Какая-то сила ударяет меня по затылку, такая сильная, что в носовых пазухах возникает болезненное шипение, и мое зрение становится бледно-белым. Боль обжигает мою щеку, и я понимаю, что лежу на полу. Комната кружится вокруг меня, но мне удается перевести взгляд на Брайани, который лежит рядом со мной. Когда я тянусь к ней, моя рука скользит по лужице влаги, и я беру ее за руку. Слезы наполняют ее глаза, такие широкие от страха, и я не могу сказать, та ли это белая дымка, что была раньше, но ее лицо кажется более бледным, более изможденным.
— Кали? Синие губы дрожат, когда она лежит, сжимая мою руку.
— Мне холодно. Так холодно.
Уголки моего зрения смыкаются вокруг меня, уменьшая сцену передо мной до полос красного, белого и голубого.
— Брайани? Я чувствую, как ее рука выскальзывает из моей, и я усиленно моргаю, мельком замечая солдат, тащащих ее по кухонному полу.
— Брайани!
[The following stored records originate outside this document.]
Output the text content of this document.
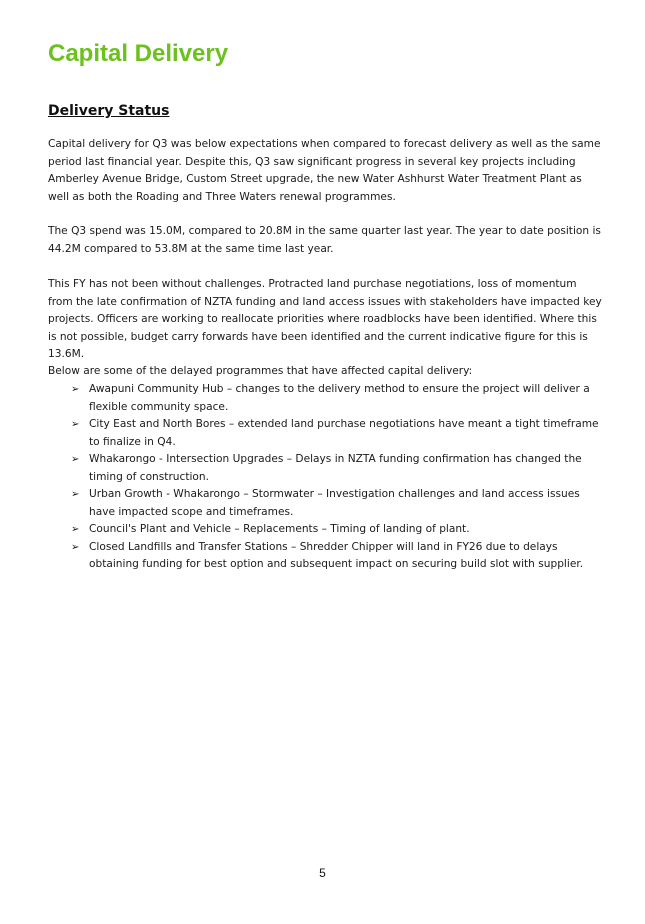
Capital Delivery
Delivery Status

Capital delivery for Q3 was below expectations when compared to forecast delivery as well as the same period last financial year. Despite this, Q3 saw significant progress in several key projects including Amberley Avenue Bridge, Custom Street upgrade, the new Water Ashhurst Water Treatment Plant as well as both the Roading and Three Waters renewal programmes.

The Q3 spend was 15.0M, compared to 20.8M in the same quarter last year. The year to date position is 44.2M compared to 53.8M at the same time last year.

This FY has not been without challenges. Protracted land purchase negotiations, loss of momentum from the late confirmation of NZTA funding and land access issues with stakeholders have impacted key projects. Officers are working to reallocate priorities where roadblocks have been identified. Where this is not possible, budget carry forwards have been identified and the current indicative figure for this is 13.6M.

Below are some of the delayed programmes that have affected capital delivery:

➢ Awapuni Community Hub – changes to the delivery method to ensure the project will deliver a flexible community space.
➢ City East and North Bores – extended land purchase negotiations have meant a tight timeframe to finalize in Q4.
➢ Whakarongo - Intersection Upgrades – Delays in NZTA funding confirmation has changed the timing of construction.
➢ Urban Growth - Whakarongo – Stormwater – Investigation challenges and land access issues have impacted scope and timeframes.
➢ Council's Plant and Vehicle – Replacements – Timing of landing of plant.
➢ Closed Landfills and Transfer Stations – Shredder Chipper will land in FY26 due to delays obtaining funding for best option and subsequent impact on securing build slot with supplier.
5
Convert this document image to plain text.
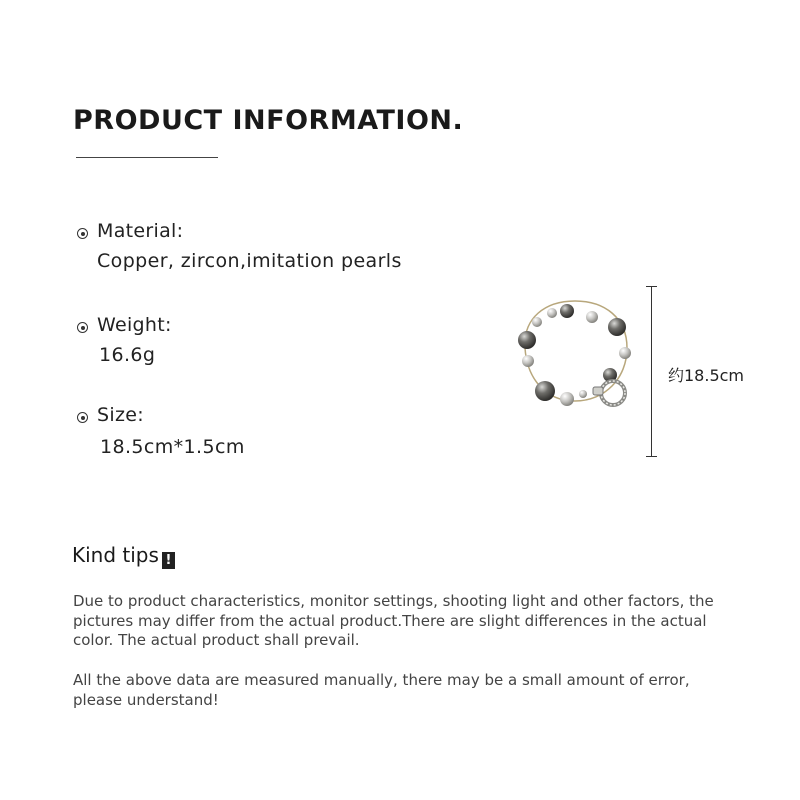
PRODUCT INFORMATION.
Material:
Copper, zircon,imitation pearls
Weight:
16.6g
Size:
18.5cm*1.5cm
约18.5cm
Kind tips !
Due to product characteristics, monitor settings, shooting light and other factors, the pictures may differ from the actual product.There are slight differences in the actual color. The actual product shall prevail.
All the above data are measured manually, there may be a small amount of error, please understand!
Цепляясь за плитки, я заставляю себя приблизиться к ней, следуя по кровавой дорожке, оставленной позади.
— Брайани, подожди!
Ее ноги исчезают за углом, в коридоре.
Сквозь слезы я снова подтягиваюсь вперед.
— Брайани!
Они никогда не возвращаются, когда их утаскивают.
Глава 18
Я смотрю в угол комнаты, где в тени прячется ничто. Не ничто. Огромная боль в моей заднице. Буквально.
Плотно сжав губы, чтобы скрыть свое разочарование, я опускаю взгляд на свои руки, лежащие поверх скрещенных ног. Последние двадцать минут мы сидели в тишине, и каждая проходящая минута представляет угрозу для моей сестры.
Ублюдок даже не извинился за наказание, которое я приняла от его имени.
В любую секунду Медуза может ворваться в эту дверь и сопроводить меня вниз, к разочарованному доктору Эрикссону. И все потому, что этот мерзкий придурок не хочет мне подыгрывать.
— Я знаю, что ты можешь говорить под этой маской. Все говорят, что ваши рты зашиты, но я знаю, что это чушь собачья. Так что говори.
Следует его молчание, разжигающее гнев, который уже горит внутри меня.
Еще одно доказательство того, что этот человек убил Дина не из-за меня. Он убил его не из ревности. Он увидел возможность отыграться и воспользовался ею.
Но чтобы проверить эту теорию, мне нужно его немного подтолкнуть.